Jesus Amarilla

Personal information
- Full name: Jesús Alexandro Amarilla Solís
- Date of birth: 27 August 2001 (age 24)
- Place of birth: Asunción, Paraguay
- Height: 1.77 m (5 ft 10 in)
- Position: Attacking midfielder

Team information
- Current team: Chaco For Ever
- Number: 20

Youth career
- Libertad

Senior career*
- Years: Team / Apps / (Gls)
- 2018–2021: Libertad / 14 / (0)
- 2022: Atyrá
- 2022: Atlético Colegiales
- 2023–2024: 3 de Febrero
- 2025–: Chaco For Ever / 14 / (0)

= Jesús Amarilla =

Paraguayan footballer (born 2001)

Jesús Alexandro Amarilla Solís (born 26 August 2001) is a Paraguayan footballer who plays as an attacking midfielder for Argentine club Chaco For Ever.

==Career==
===Club career===
On 22 April 2018, 16-year old Amarilla got his official debut for Club Libertad against Club Guaraní in the Paraguayan Primera División.
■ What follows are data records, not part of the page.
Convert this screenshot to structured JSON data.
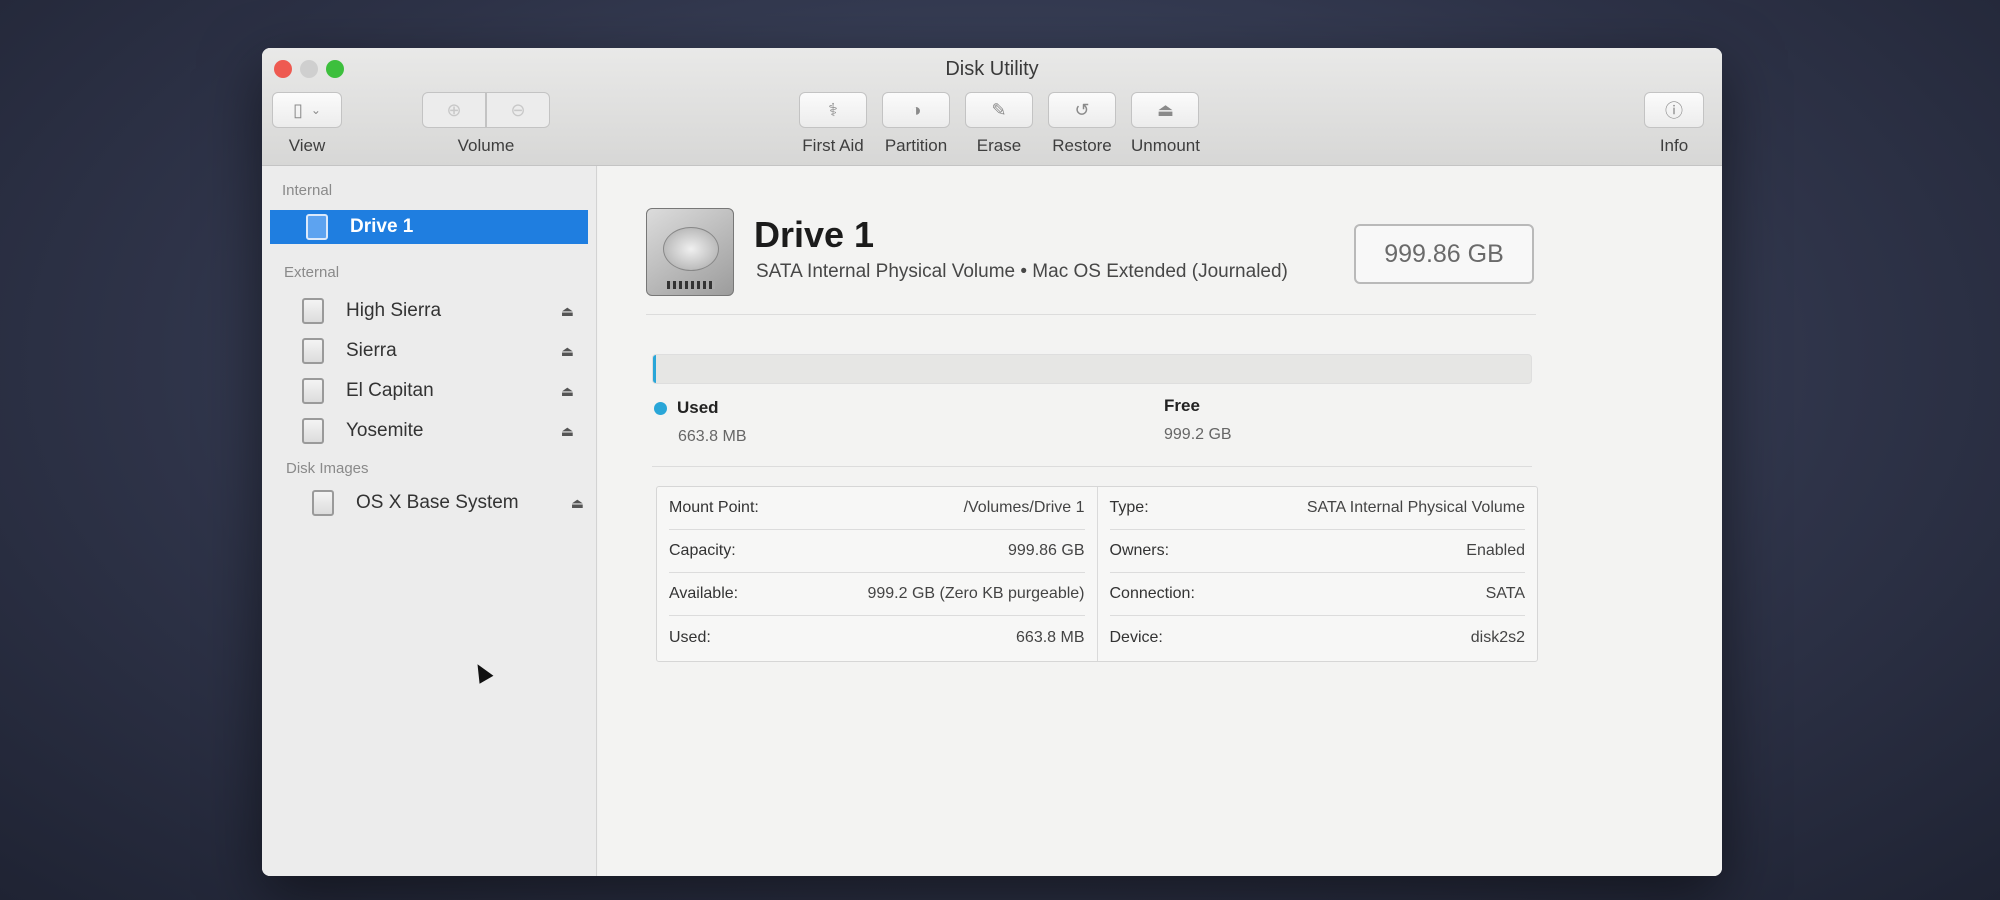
{
  "window": {
    "title": "Disk Utility"
  },
  "toolbar": {
    "view_label": "View",
    "volume_label": "Volume",
    "first_aid": "First Aid",
    "partition": "Partition",
    "erase": "Erase",
    "restore": "Restore",
    "unmount": "Unmount",
    "info": "Info"
  },
  "sidebar": {
    "internal_header": "Internal",
    "internal_items": [
      {
        "label": "Drive 1"
      }
    ],
    "external_header": "External",
    "external_items": [
      {
        "label": "High Sierra"
      },
      {
        "label": "Sierra"
      },
      {
        "label": "El Capitan"
      },
      {
        "label": "Yosemite"
      }
    ],
    "images_header": "Disk Images",
    "image_items": [
      {
        "label": "OS X Base System"
      }
    ]
  },
  "detail": {
    "name": "Drive 1",
    "subtitle": "SATA Internal Physical Volume • Mac OS Extended (Journaled)",
    "capacity_badge": "999.86 GB",
    "used_fraction": 0.00066,
    "used_color": "#29a6d8",
    "used_title": "Used",
    "used_value": "663.8 MB",
    "free_title": "Free",
    "free_value": "999.2 GB"
  },
  "info": {
    "left": [
      {
        "label": "Mount Point:",
        "value": "/Volumes/Drive 1"
      },
      {
        "label": "Capacity:",
        "value": "999.86 GB"
      },
      {
        "label": "Available:",
        "value": "999.2 GB (Zero KB purgeable)"
      },
      {
        "label": "Used:",
        "value": "663.8 MB"
      }
    ],
    "right": [
      {
        "label": "Type:",
        "value": "SATA Internal Physical Volume"
      },
      {
        "label": "Owners:",
        "value": "Enabled"
      },
      {
        "label": "Connection:",
        "value": "SATA"
      },
      {
        "label": "Device:",
        "value": "disk2s2"
      }
    ]
  }
}
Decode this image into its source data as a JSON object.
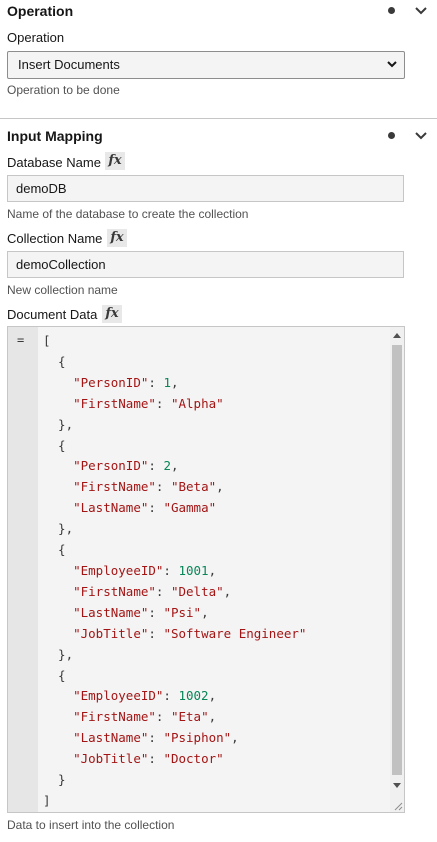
{
  "operation_section": {
    "title": "Operation",
    "field_label": "Operation",
    "selected": "Insert Documents",
    "helper": "Operation to be done"
  },
  "input_mapping": {
    "title": "Input Mapping",
    "fx_label": "fx",
    "database": {
      "label": "Database Name",
      "value": "demoDB",
      "helper": "Name of the database to create the collection"
    },
    "collection": {
      "label": "Collection Name",
      "value": "demoCollection",
      "helper": "New collection name"
    },
    "document": {
      "label": "Document Data",
      "helper": "Data to insert into the collection",
      "fold_marker": "=",
      "lines": [
        "[",
        "  {",
        "    \"PersonID\": 1,",
        "    \"FirstName\": \"Alpha\"",
        "  },",
        "  {",
        "    \"PersonID\": 2,",
        "    \"FirstName\": \"Beta\",",
        "    \"LastName\": \"Gamma\"",
        "  },",
        "  {",
        "    \"EmployeeID\": 1001,",
        "    \"FirstName\": \"Delta\",",
        "    \"LastName\": \"Psi\",",
        "    \"JobTitle\": \"Software Engineer\"",
        "  },",
        "  {",
        "    \"EmployeeID\": 1002,",
        "    \"FirstName\": \"Eta\",",
        "    \"LastName\": \"Psiphon\",",
        "    \"JobTitle\": \"Doctor\"",
        "  }",
        "]"
      ]
    }
  },
  "colors": {
    "string": "#a31515",
    "number": "#098658",
    "punctuation": "#393939"
  }
}
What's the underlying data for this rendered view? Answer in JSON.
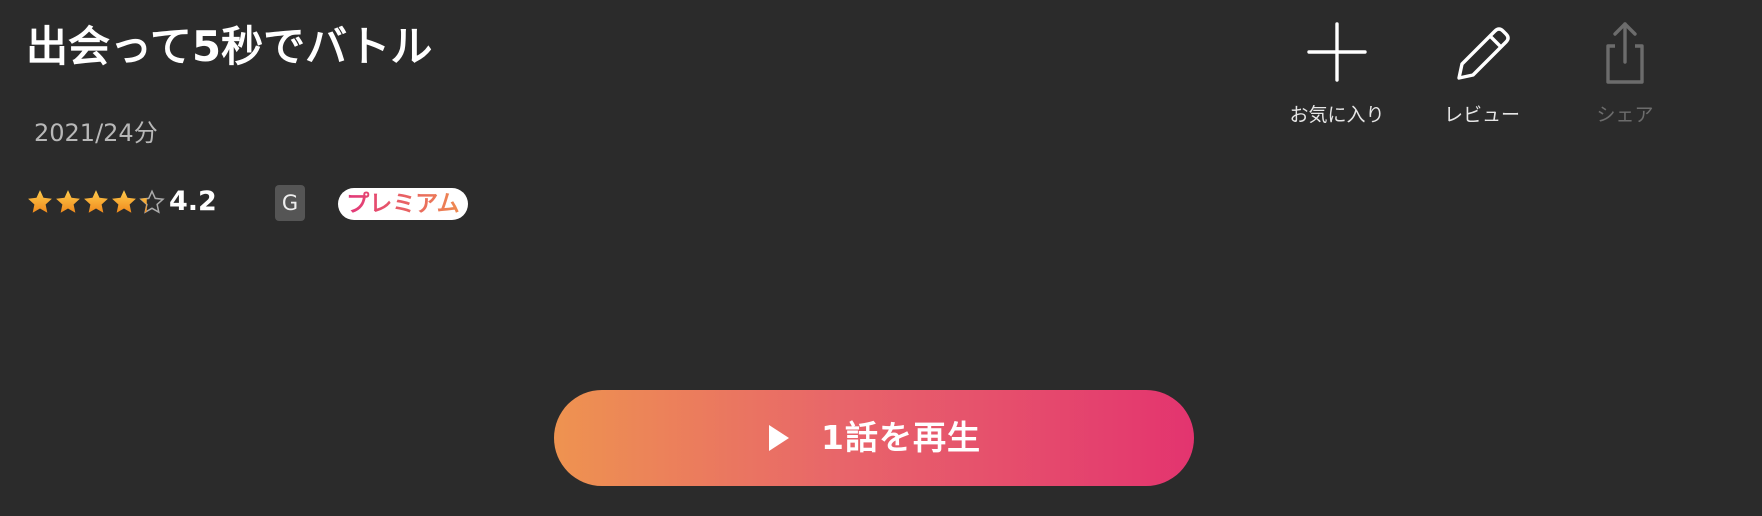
{
  "title": "出会って5秒でバトル",
  "meta": "2021/24分",
  "rating": {
    "value": "4.2",
    "stars": 4.2,
    "max_stars": 5,
    "star_color": "#f2a33a"
  },
  "age_rating": "G",
  "premium_label": "プレミアム",
  "actions": {
    "favorite": {
      "label": "お気に入り",
      "icon": "plus-icon"
    },
    "review": {
      "label": "レビュー",
      "icon": "pencil-icon"
    },
    "share": {
      "label": "シェア",
      "icon": "share-icon",
      "enabled": false
    }
  },
  "play_button": {
    "label": "1話を再生",
    "icon": "play-icon"
  },
  "colors": {
    "background": "#2b2b2b",
    "gradient_start": "#ee9350",
    "gradient_end": "#e3346f"
  }
}
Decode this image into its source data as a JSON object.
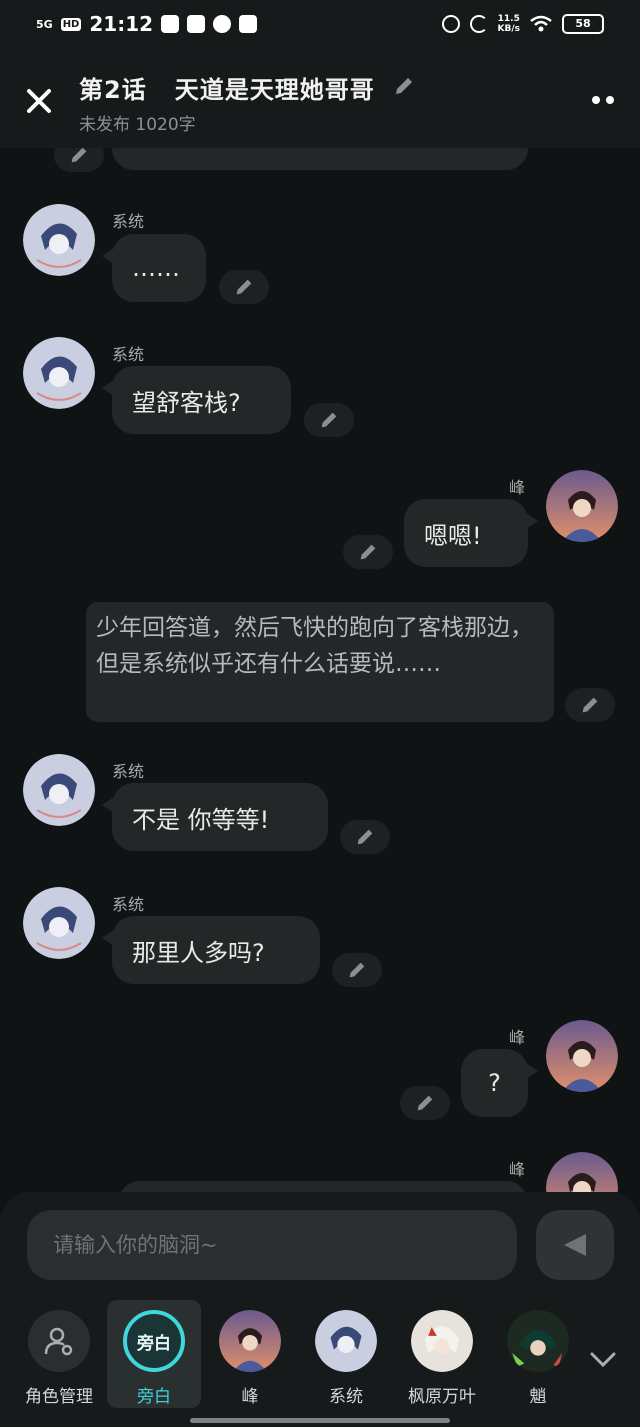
{
  "status_bar": {
    "network": "5G",
    "hd": "HD",
    "time": "21:12",
    "speed_value": "11.5",
    "speed_unit": "KB/s",
    "battery": "58"
  },
  "header": {
    "title": "第2话   天道是天理她哥哥",
    "subtitle": "未发布 1020字"
  },
  "messages": [
    {
      "speaker": "系统",
      "text": "……",
      "side": "left"
    },
    {
      "speaker": "系统",
      "text": "望舒客栈?",
      "side": "left"
    },
    {
      "speaker": "峰",
      "text": "嗯嗯!",
      "side": "right"
    },
    {
      "speaker": "",
      "text": "少年回答道，然后飞快的跑向了客栈那边，但是系统似乎还有什么话要说……",
      "side": "narration"
    },
    {
      "speaker": "系统",
      "text": "不是 你等等!",
      "side": "left"
    },
    {
      "speaker": "系统",
      "text": "那里人多吗?",
      "side": "left"
    },
    {
      "speaker": "峰",
      "text": "?",
      "side": "right"
    },
    {
      "speaker": "峰",
      "text": "",
      "side": "right"
    }
  ],
  "composer": {
    "placeholder": "请输入你的脑洞~"
  },
  "characters": [
    {
      "label": "角色管理",
      "icon": "user-settings-icon"
    },
    {
      "label": "旁白",
      "badge": "旁白",
      "active": true
    },
    {
      "label": "峰"
    },
    {
      "label": "系统"
    },
    {
      "label": "枫原万叶"
    },
    {
      "label": "魈"
    }
  ],
  "colors": {
    "background": "#101313",
    "bubble": "#232727",
    "accent": "#40d6db"
  }
}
He made a total of eight appearances for Libertad in that season. In the following season, he made six appearances, mostly playing for the clubs reserve team.

In 2022, Amarilla played for Atyrá FC and in 2023 for Atlético Colegiales and later 3 de Febrero.

In February 2025, Amarilla signed with Argentine Primera Nacional side Chaco For Ever.